Once I sit down I’ll become oblivious to my surroundings and immersed in that place where time stops and only the creative process matters. In my mind’s eye, I imagine grandmother, who passed away a decade ago, seated at the table. Her hands are folded neatly. Her businesslike face with serious grey eyes urge me to get busy. Come. Do your work. No excuses.
I tentatively pull out the stiff chair next to my laptop, slip onto the hard seat, stare at the silvery apple icon with its missing bite, and gingerly open the lid. Grandmother’s presence lingers on the other side of the table as my fingers rest on the keyboard, awaiting inspiration. Will the words come? The right words? The best, the necessary ones?

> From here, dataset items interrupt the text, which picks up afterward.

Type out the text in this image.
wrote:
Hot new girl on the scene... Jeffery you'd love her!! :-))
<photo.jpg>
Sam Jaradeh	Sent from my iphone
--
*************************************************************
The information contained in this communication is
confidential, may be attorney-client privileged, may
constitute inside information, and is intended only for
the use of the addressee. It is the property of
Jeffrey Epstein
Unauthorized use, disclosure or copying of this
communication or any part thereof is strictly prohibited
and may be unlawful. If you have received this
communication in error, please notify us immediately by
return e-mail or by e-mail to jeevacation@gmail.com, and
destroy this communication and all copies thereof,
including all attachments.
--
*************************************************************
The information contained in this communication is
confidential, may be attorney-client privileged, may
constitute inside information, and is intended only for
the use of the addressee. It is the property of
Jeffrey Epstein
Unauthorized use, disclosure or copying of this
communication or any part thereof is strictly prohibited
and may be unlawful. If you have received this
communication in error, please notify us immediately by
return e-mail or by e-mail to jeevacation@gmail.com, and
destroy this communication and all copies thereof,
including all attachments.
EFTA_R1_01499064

Creative writing is risky business.
I remind myself that writing is like turning on a faucet. Water should emerge, but will it trickle or gush? Will it be laced with chlorine? Rust? Deep well minerals or farm chemicals? What undertones or attitudes will similarly infuse my writing? Will it flow, or will I wait for dribbles? What simple or complex plot might emerge if I dare begin the process?
To put off the inevitable, I sit in the chair across from the one holding grandmother’s imagined form, and together we watch the squirrels chase each other in the oak tree outside. Somehow her envisioned presence is critical to the forthcoming creative process.
Eventually I dare to type a few words, then a sentence. Others dance across the screen, shaping a paragraph. A fictional character begins brewing in my mind, one qualified to tell me the rest of the story. My immediate job is to get to know HER.
Grandmother’s shadowy pseudo-eyes seem to twinkle. Perhaps she knew this woman – is her name Greta? - or someone like her, in Germany after the war. Or maybe Greta lived next door to my grandparents during the Great Depression and shared a garden plot with them. In any case, I must break into Greta’s heart and understand her from the inside-out. Listen to her, and listen well, as she tells me the story.
What, exactly, will Greta disclose? Some soul-chilling memory? Will she call upon me to share my own heart? Will she encourage me, or require me to take a stand or back down from one? I honestly don’t know.
All I can do is record whatever emerges through Greta’s grid. Such writing, when my own heart is reshaped on paper through a fictional character’s voice, is nothing less than transforming. It is gloriously edifying, although inherently risky and vulnerable, business.